# Should p-values after model selection be multiple testing corrected?

I was recently comparing different likely models (each was a different time profile) for each gene in time-series RNA-seq data. Since I did not have simple nested models, I was forced to use (as the simplest option) the Akaike Information Criterion (AIC) (I could have used the Bayesian Information Criterion as well) to select the “best” model. In the analysis of genomic data, the next step is typically thresholding the corrected p-values (i.e., after correcting for multiple testing) to identify genes with statiscally significant fits to the model(s).

Of course, AIC does not provide an overall quality of fit for a gene, such as p-value, but rather AIC computes only a relative measure of the quality of fit of the models for a single gene. Since I was comparing simple linear models, I could obtain p-values for each model fit using the standard F-test. The question then arises, since model selection involves multiple fits (i.e., tests), should the p-value (from the best model) for the individual gene already be multiple-testing corrected ?

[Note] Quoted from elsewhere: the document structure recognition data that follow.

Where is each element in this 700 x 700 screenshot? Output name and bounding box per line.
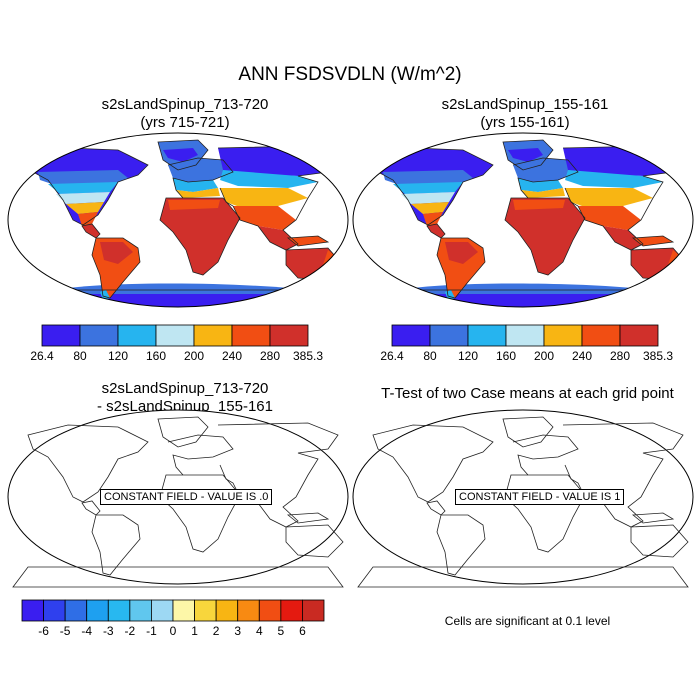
- panel-title-top-right-line2: (yrs 155-161): [480, 114, 570, 131]
- colorbar-mean-right-swatch-6: [619, 324, 659, 347]
- colorbar-mean-left-tick-label: 280: [260, 349, 280, 363]
- colorbar-mean-left-tick-label: 160: [146, 349, 166, 363]
- panel-title-top-right: s2sLandSpinup_155-161 (yrs 155-161): [360, 96, 690, 132]
- colorbar-mean-right-tick-label: 160: [496, 349, 516, 363]
- colorbar-diff-tick-label: -3: [103, 624, 114, 638]
- colorbar-mean-right-swatch-1: [429, 324, 469, 347]
- panel-title-top-right-line1: s2sLandSpinup_155-161: [441, 96, 609, 113]
- colorbar-diff-swatch-10: [237, 599, 260, 622]
- colorbar-mean-left-tick-label: 240: [222, 349, 242, 363]
- colorbar-mean-top-right: 26.4 80 120 160 200 240 280 385.3: [380, 324, 673, 363]
- colorbar-mean-right-swatch-2: [467, 324, 507, 347]
- colorbar-mean-right-swatch-5: [581, 324, 621, 347]
- colorbar-diff-swatch-13: [302, 599, 325, 622]
- colorbar-diff-swatch-4: [107, 599, 131, 622]
- colorbar-diff-tick-label: -2: [125, 624, 136, 638]
- colorbar-diff-swatch-5: [129, 599, 152, 622]
- panel-title-bottom-right-line1: T-Test of two Case means at each grid po…: [381, 385, 674, 402]
- significance-note: Cells are significant at 0.1 level: [444, 614, 611, 628]
- panel-title-bottom-left-line2: - s2sLandSpinup_155-161: [97, 398, 273, 415]
- colorbar-mean-right-swatch-4: [543, 324, 583, 347]
- colorbar-diff-tick-label: -4: [81, 624, 92, 638]
- colorbar-diff-tick-label: -1: [146, 624, 157, 638]
- colorbar-mean-right-tick-label: 120: [458, 349, 478, 363]
- panel-title-top-left-line2: (yrs 715-721): [140, 114, 230, 131]
- colorbar-mean-right-swatch-0: [391, 324, 431, 347]
- colorbar-diff-swatch-2: [64, 599, 88, 622]
- colorbar-diff-swatch-3: [86, 599, 109, 622]
- colorbar-diff-tick-label: -6: [38, 624, 49, 638]
- colorbar-mean-left-tick-label: 80: [73, 349, 87, 363]
- colorbar-diff: -6 -5 -4 -3 -2 -1 0 1 2 3 4 5 6: [21, 599, 325, 638]
- colorbar-diff-tick-label: 0: [170, 624, 177, 638]
- constant-field-label-bottom-right: CONSTANT FIELD - VALUE IS 1: [455, 489, 625, 505]
- map-top-right: [352, 132, 694, 308]
- colorbar-mean-top-left: 26.4 80 120 160 200 240 280 385.3: [30, 324, 323, 363]
- colorbar-diff-swatch-8: [194, 599, 217, 622]
- colorbar-mean-right-tick-label: 385.3: [643, 349, 673, 363]
- colorbar-mean-right-tick-label: 240: [572, 349, 592, 363]
- colorbar-diff-swatch-7: [172, 599, 195, 622]
- map-top-left: [7, 132, 349, 308]
- colorbar-mean-left-swatch-6: [269, 324, 309, 347]
- colorbar-mean-left-tick-label: 200: [184, 349, 204, 363]
- colorbar-diff-swatch-6: [151, 599, 174, 622]
- panel-title-bottom-right: T-Test of two Case means at each grid po…: [355, 385, 700, 403]
- colorbar-mean-left-tick-label: 120: [108, 349, 128, 363]
- colorbar-diff-swatch-12: [280, 599, 303, 622]
- colorbar-mean-right-tick-label: 280: [610, 349, 630, 363]
- colorbar-diff-swatch-0: [21, 599, 44, 622]
- panel-title-top-left-line1: s2sLandSpinup_713-720: [101, 96, 269, 113]
- panel-title-bottom-left-line1: s2sLandSpinup_713-720: [101, 380, 269, 397]
- colorbar-diff-tick-label: -5: [60, 624, 71, 638]
- colorbar-mean-right-swatch-3: [505, 324, 545, 347]
- colorbar-diff-swatch-9: [215, 599, 239, 622]
- colorbar-diff-tick-label: 2: [213, 624, 220, 638]
- colorbar-mean-right-tick-label: 80: [423, 349, 437, 363]
- colorbar-diff-swatch-1: [43, 599, 66, 622]
- constant-field-label-bottom-left: CONSTANT FIELD - VALUE IS .0: [100, 489, 273, 505]
- colorbar-mean-left-tick-label: 385.3: [293, 349, 323, 363]
- figure-title: ANN FSDSVDLN (W/m^2): [238, 64, 462, 85]
- colorbar-mean-left-tick-label: 26.4: [30, 349, 54, 363]
- colorbar-diff-tick-label: 4: [256, 624, 263, 638]
- colorbar-diff-tick-label: 5: [278, 624, 285, 638]
- panel-title-top-left: s2sLandSpinup_713-720 (yrs 715-721): [20, 96, 350, 132]
- colorbar-diff-tick-label: 6: [299, 624, 306, 638]
- panel-title-bottom-left: s2sLandSpinup_713-720 - s2sLandSpinup_15…: [20, 380, 350, 416]
- colorbar-mean-right-tick-label: 26.4: [380, 349, 404, 363]
- colorbar-diff-swatch-11: [258, 599, 282, 622]
- colorbar-diff-tick-label: 3: [234, 624, 241, 638]
- colorbar-mean-right-tick-label: 200: [534, 349, 554, 363]
- colorbar-diff-tick-label: 1: [191, 624, 198, 638]
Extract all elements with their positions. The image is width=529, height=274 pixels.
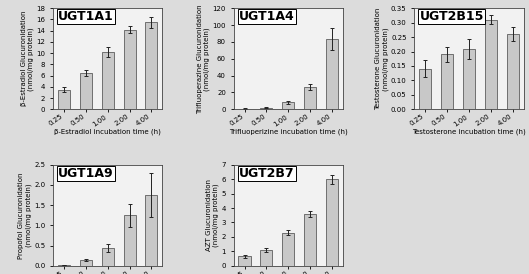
Bar [80, 260, 92, 266]
Bar [485, 20, 497, 109]
Bar [304, 87, 316, 109]
Bar [507, 34, 519, 109]
Text: UGT1A1: UGT1A1 [58, 10, 114, 23]
Bar [260, 107, 272, 109]
Bar [282, 102, 294, 109]
Bar [145, 22, 158, 109]
Text: UGT1A9: UGT1A9 [58, 167, 114, 180]
X-axis label: β-Estradiol incubation time (h): β-Estradiol incubation time (h) [54, 129, 161, 135]
Bar [282, 233, 294, 266]
Bar [102, 52, 114, 109]
X-axis label: Testosterone incubation time (h): Testosterone incubation time (h) [412, 129, 526, 135]
Bar [58, 90, 70, 109]
Bar [260, 250, 272, 266]
X-axis label: Trifluoperizine incubation time (h): Trifluoperizine incubation time (h) [229, 129, 348, 135]
Y-axis label: Testosterone Glucuronidation
(nmol/mg protein): Testosterone Glucuronidation (nmol/mg pr… [375, 7, 389, 110]
Y-axis label: AZT Glucuronidation
(nmol/mg protein): AZT Glucuronidation (nmol/mg protein) [206, 179, 220, 251]
Bar [239, 256, 251, 266]
Bar [80, 73, 92, 109]
Y-axis label: β-Estradiol Glucuronidation
(nmol/mg protein): β-Estradiol Glucuronidation (nmol/mg pro… [21, 11, 34, 107]
Text: UGT2B15: UGT2B15 [419, 10, 484, 23]
Bar [145, 195, 158, 266]
Bar [419, 69, 431, 109]
Bar [124, 30, 135, 109]
Bar [463, 48, 475, 109]
Text: UGT2B7: UGT2B7 [239, 167, 295, 180]
Bar [304, 214, 316, 266]
Bar [441, 55, 453, 109]
Text: UGT1A4: UGT1A4 [239, 10, 295, 23]
Y-axis label: Propofol Glucuronidation
(nmol/mg protein): Propofol Glucuronidation (nmol/mg protei… [19, 172, 32, 259]
Bar [58, 265, 70, 266]
Y-axis label: Trifluoperazine Glucuronidation
(nmol/mg protein): Trifluoperazine Glucuronidation (nmol/mg… [197, 4, 211, 113]
Bar [326, 39, 338, 109]
Bar [326, 179, 338, 266]
Bar [124, 215, 135, 266]
Bar [102, 248, 114, 266]
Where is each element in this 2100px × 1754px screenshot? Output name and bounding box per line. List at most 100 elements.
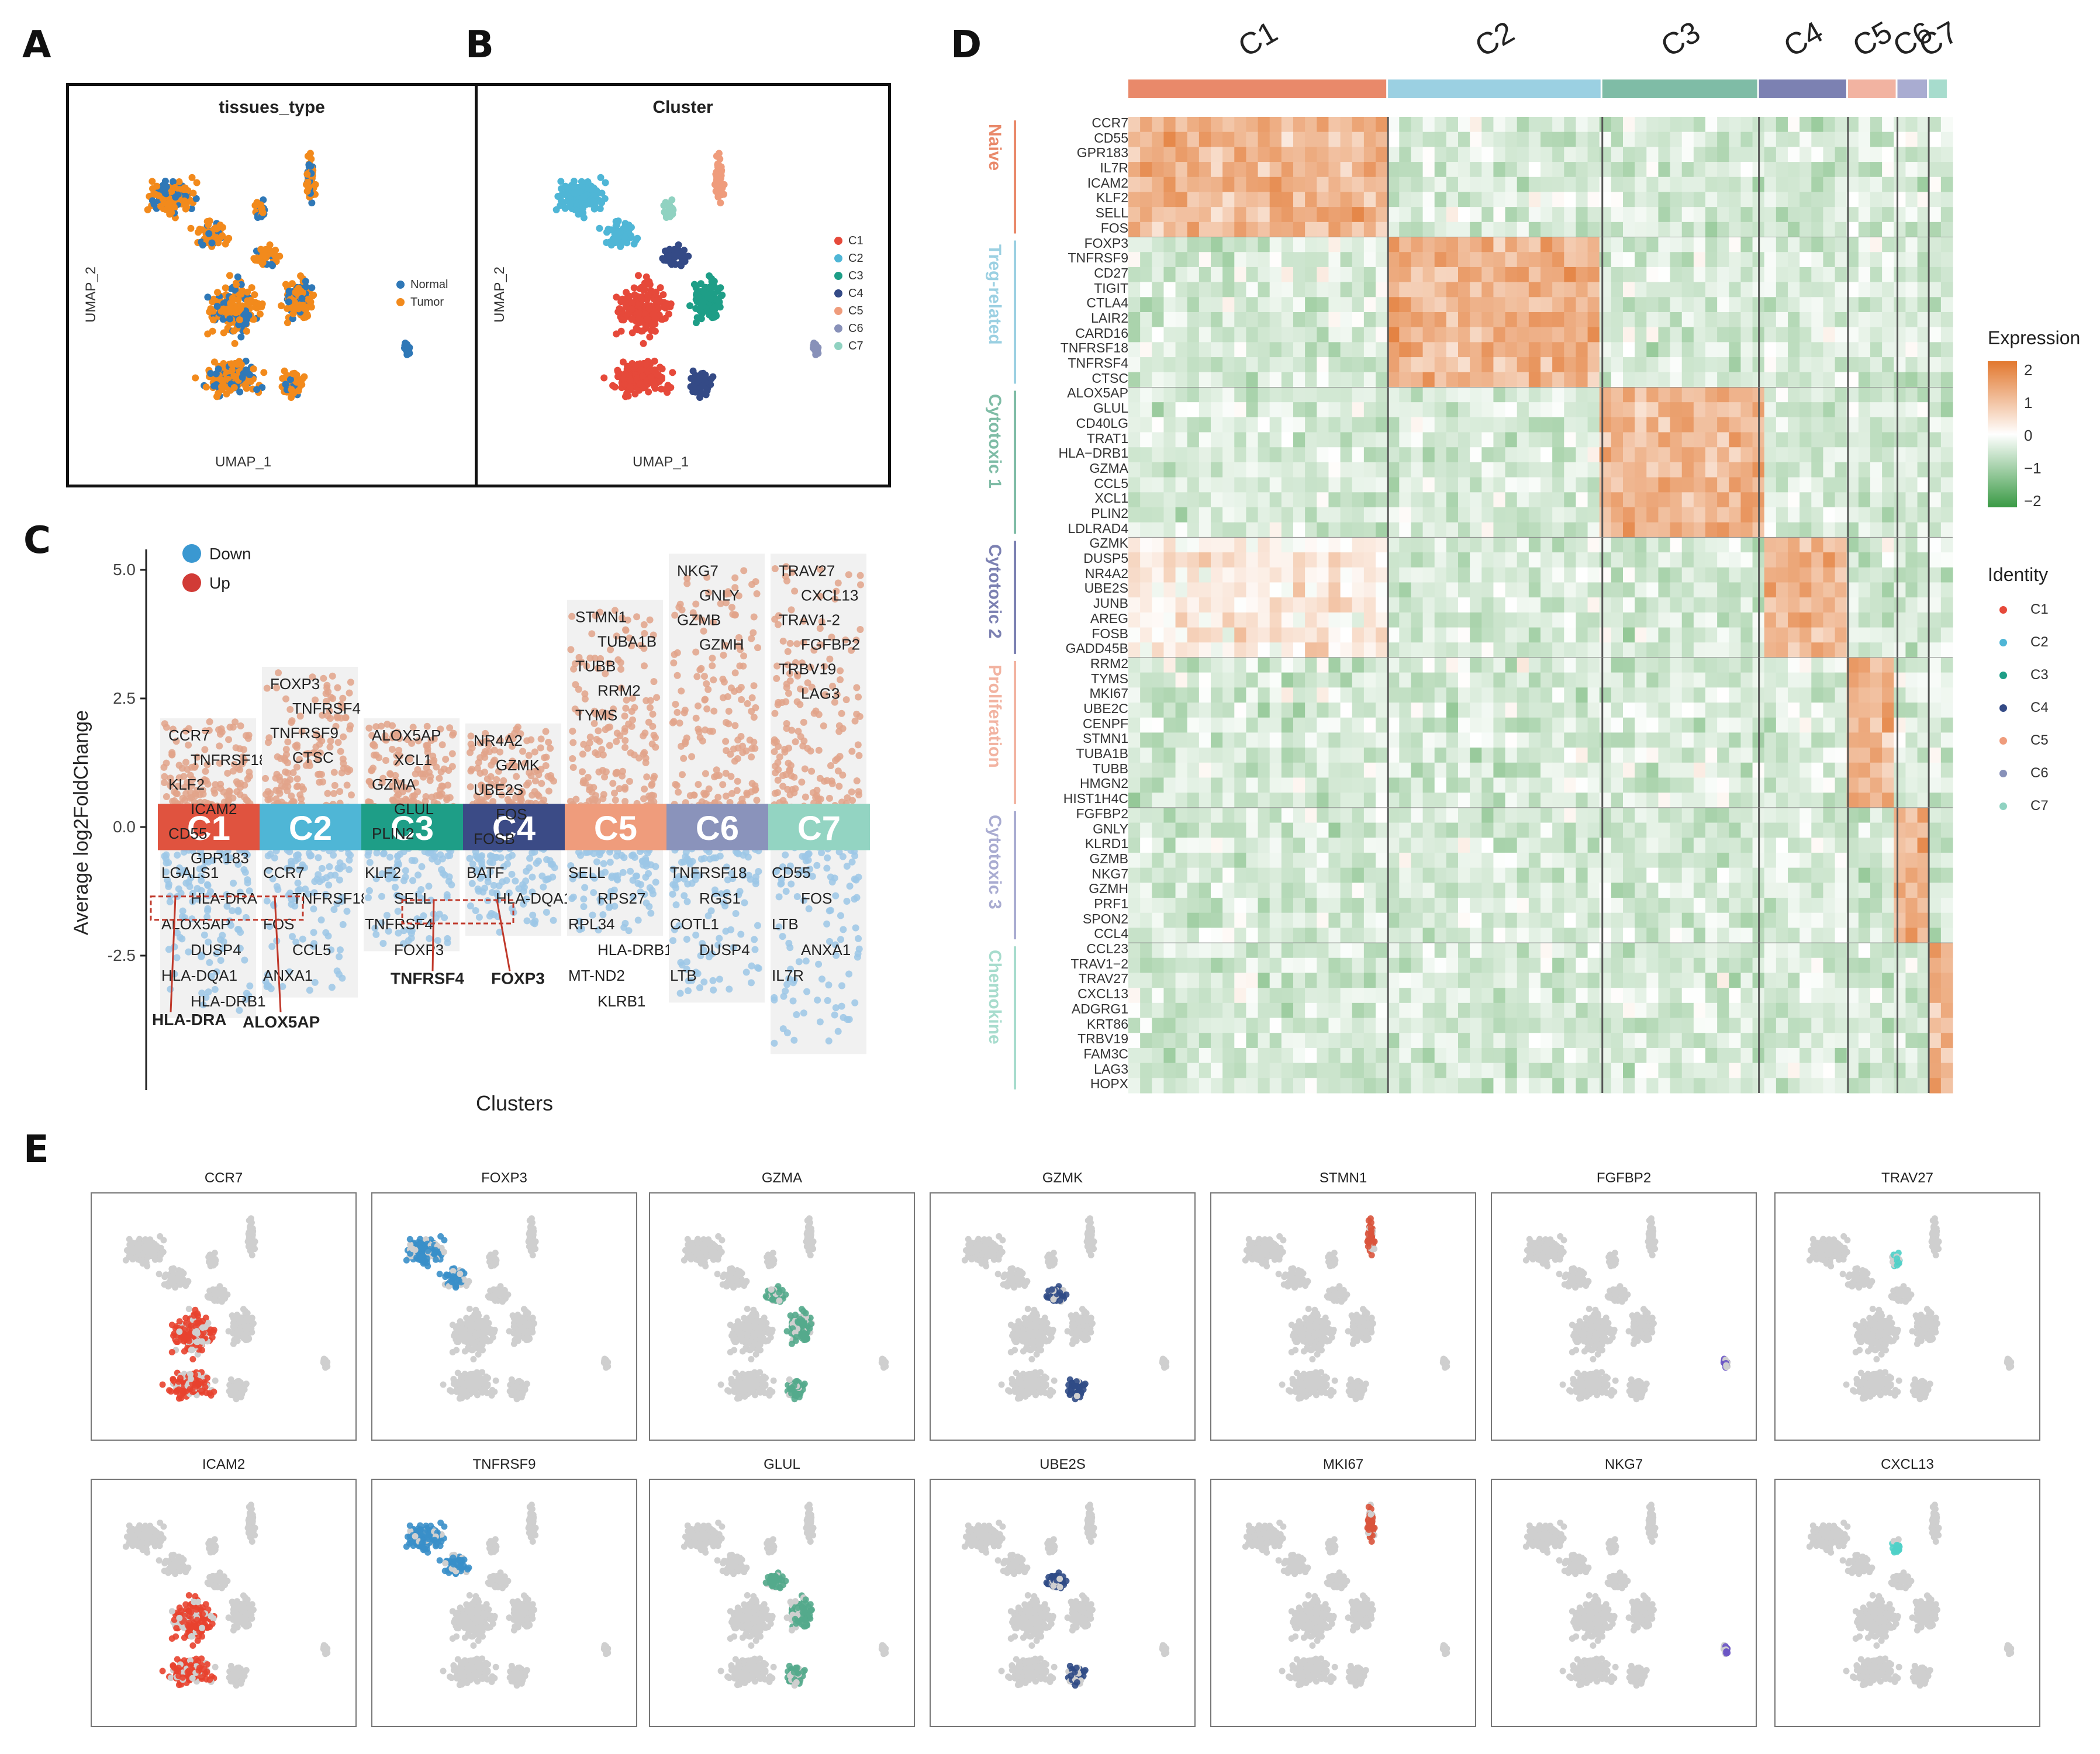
umap-cluster-point xyxy=(652,297,660,305)
umap-cluster-point xyxy=(598,189,606,197)
up-gene-point xyxy=(550,777,558,785)
up-gene-point xyxy=(670,659,678,667)
umap-tissue-point xyxy=(292,289,299,296)
umap-tissue-point xyxy=(282,281,289,288)
up-gene-point xyxy=(568,613,576,620)
down-gene-point xyxy=(472,907,479,914)
up-gene-point xyxy=(740,652,748,660)
up-gene-point xyxy=(427,773,434,780)
up-gene-point xyxy=(606,742,613,749)
up-gene-point xyxy=(547,745,554,752)
up-gene-point xyxy=(168,750,176,758)
down-gene-point xyxy=(174,929,181,937)
down-gene-point xyxy=(179,907,186,915)
down-gene-point xyxy=(223,902,231,910)
umap-tissue-point xyxy=(169,178,177,185)
up-gene-point xyxy=(174,783,182,790)
up-gene-point xyxy=(262,774,270,782)
up-gene-point xyxy=(588,630,596,638)
up-gene-point xyxy=(719,675,727,683)
down-gene-point xyxy=(402,867,409,874)
up-gene-point xyxy=(186,788,194,796)
down-gene-point xyxy=(189,898,196,905)
up-gene-point xyxy=(779,637,787,645)
up-gene-point xyxy=(298,728,306,735)
up-gene-label: FOSB xyxy=(474,830,515,847)
down-gene-point xyxy=(512,877,519,885)
down-gene-label: RGS1 xyxy=(699,890,741,907)
up-gene-point xyxy=(621,798,629,805)
up-gene-point xyxy=(681,707,689,714)
down-gene-point xyxy=(244,851,251,859)
umap-tissue-point xyxy=(162,184,170,192)
down-gene-point xyxy=(683,935,690,943)
umap-cluster-point xyxy=(622,224,630,232)
down-gene-point xyxy=(185,948,192,956)
down-gene-point xyxy=(425,883,433,890)
down-gene-point xyxy=(245,992,253,999)
down-gene-point xyxy=(213,950,220,957)
down-gene-point xyxy=(175,885,182,892)
down-gene-label: FOS xyxy=(263,915,294,933)
down-gene-point xyxy=(620,923,628,931)
down-gene-point xyxy=(208,973,215,980)
umap-cluster-point xyxy=(641,281,649,288)
umap-tissue-point xyxy=(298,295,306,302)
up-gene-point xyxy=(671,651,678,658)
up-gene-point xyxy=(613,738,620,745)
down-gene-point xyxy=(505,853,513,861)
umap-cluster-point xyxy=(813,348,820,356)
up-gene-point xyxy=(716,772,723,779)
umap-tissue-point xyxy=(214,289,222,296)
umap-tissue-point xyxy=(212,234,220,241)
down-gene-point xyxy=(523,867,530,875)
umap-tissue-point xyxy=(232,286,239,294)
up-gene-point xyxy=(298,795,305,802)
umap-cluster-point xyxy=(676,261,684,268)
down-gene-point xyxy=(194,895,202,903)
up-gene-point xyxy=(346,689,353,697)
up-gene-point xyxy=(266,795,274,803)
up-gene-point xyxy=(631,704,638,711)
umap-cluster-point xyxy=(641,309,648,317)
umap-tissue-point xyxy=(188,174,196,181)
legend-c6: C6 xyxy=(834,320,864,337)
up-gene-point xyxy=(169,798,177,805)
up-gene-point xyxy=(272,787,280,794)
down-gene-point xyxy=(581,884,589,891)
up-gene-label: FOS xyxy=(496,805,527,823)
up-gene-point xyxy=(710,676,717,684)
up-gene-point xyxy=(436,774,443,782)
umap-tissue-point xyxy=(268,261,275,268)
up-gene-point xyxy=(793,640,801,648)
up-gene-point xyxy=(640,621,648,628)
umap-cluster-point xyxy=(655,371,662,379)
up-gene-point xyxy=(643,773,651,781)
up-gene-point xyxy=(542,728,550,735)
down-gene-point xyxy=(824,854,831,862)
umap-tissue-point xyxy=(219,232,226,240)
up-gene-point xyxy=(800,737,808,745)
up-gene-point xyxy=(848,788,855,796)
down-gene-label: RPL34 xyxy=(568,915,615,933)
up-gene-point xyxy=(746,736,754,744)
umap-tissue-point xyxy=(230,327,238,335)
up-gene-point xyxy=(239,760,246,767)
up-gene-point xyxy=(612,796,619,804)
down-gene-point xyxy=(547,860,555,868)
down-gene-point xyxy=(220,938,227,946)
down-gene-point xyxy=(672,901,680,909)
umap-cluster-point xyxy=(630,284,638,292)
down-gene-point xyxy=(274,886,282,894)
umap-cluster-point xyxy=(707,375,715,383)
umap-tissue-legend: Normal Tumor xyxy=(396,276,448,311)
down-gene-point xyxy=(230,880,237,887)
down-gene-label: RPS27 xyxy=(597,890,645,907)
umap-cluster-point xyxy=(612,236,619,243)
up-gene-point xyxy=(347,722,354,729)
up-gene-point xyxy=(702,726,709,734)
down-gene-point xyxy=(683,898,691,905)
up-gene-point xyxy=(205,726,213,734)
up-gene-point xyxy=(481,753,489,761)
umap-tissue-point xyxy=(199,241,206,249)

We are now going to use my standard trick to test if multiple testing is needed. It goes as follows: If the approach is applied to random data under the null distribution $H_0$, then final p-values produced by the approach must continue to be uniformly distributed. If the distribution is either conservative or anti-conservative, then the approach is not statistically sound/consistent.

We generate a random dataset of 10^{4} genes each measured at 10 different points (one time unit part). We then apply three different time profiles for each gene: a linear trend, a quadratic profile or a sinusoidal profile of period ten time units.

As we see above, the p-value distribution is non-uniform and anti-conservative. In other words, the p-values will produce more false positives than expected under $$H_0$$.

So, we inspect the p-values after multiple-testing correction for each gene using Benjamini-Hochberg. Clearly, the p-value distribution is indeed almost uniform as it should be under $$H_0$$, although the distribution is a bit conservative (p-values biased away from small values). This suggests that the actual FDR using this model selection and correction approach will be smaller than suggested by theory, which is still okay.

If the p-value based quality of fit is desired after model selection, the p-value has to be multiple testing corrected according to how many models are being compared.